Again with the emails and how custom components aren’t proven in the browser’s accessibility tree
Designer who can do some web dev here.

When I work with real developers I engage with them to show them designs for feasibility, timelines, accessibility. But when I have worked with designers who don’t have these skills, and I have to break the news to them about their dribbbly designs, I have largely had success by starting from web standards and accessibility. So, in your example with the input, I’d tell them that a standard <input> comes with out-of-the-box accessibility for people who must use some sort of assistive tech but that custom stuff, even with all of the extra dev work done to satisfy the browser’s accessibility tree, is still unproven, which means we could actually hurt some users. That’s usually where I would add putting the user first means sticking as much as possible to standard HTML elements. But if it were a business, I’d make the argument from a liability stand point and use the DOJ’s recent guidance about websites are covered under the ADA.

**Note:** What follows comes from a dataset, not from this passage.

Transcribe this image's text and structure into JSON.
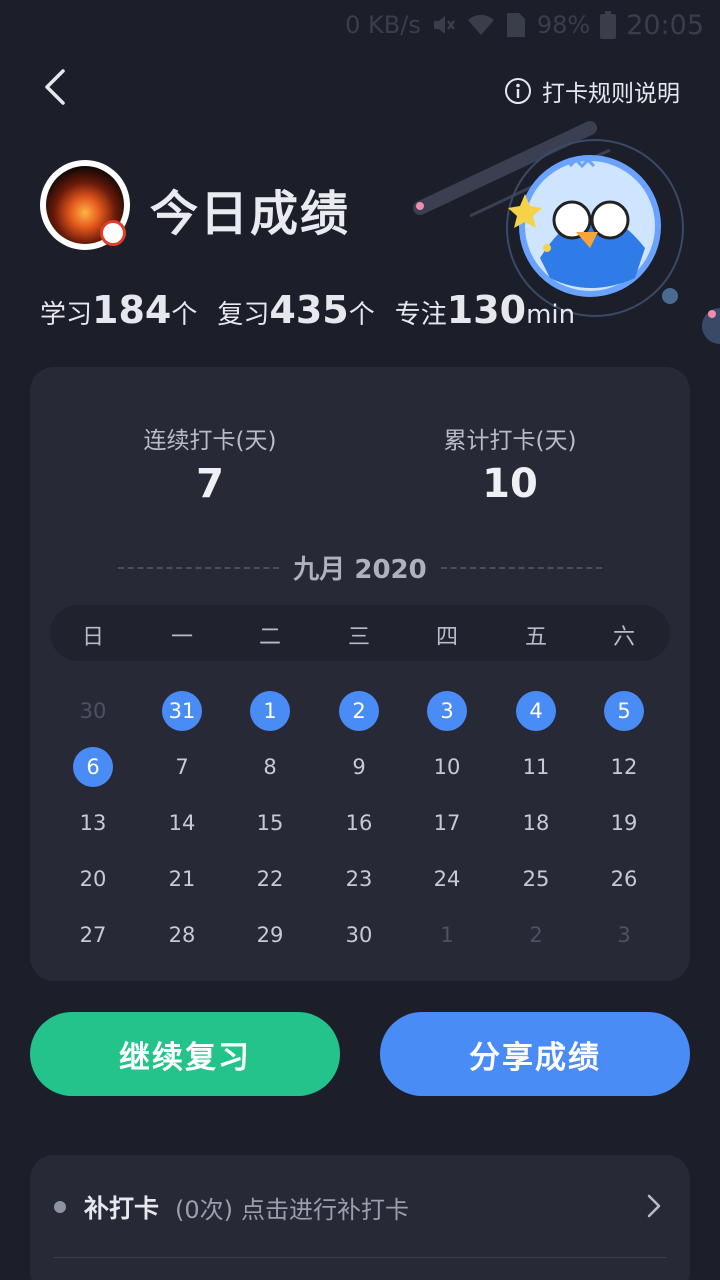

Now for the unreasonable designers, I would just say no and email them, the project owner, with references links to DOJ and WCAG. That’s covering your ass and being an advocate for the assistive technology users at the same time. I once got designs from a print designer who didn’t know anything about web standards, etc., and when I brought up this stuff, they angrily retorted “I can do this in SquareSpace so why do we need you?” So, that’s when I first used the tactic I am telling you, which aligns closely with others’ responses here about sending emails. I would add a BCC to your own personal email too.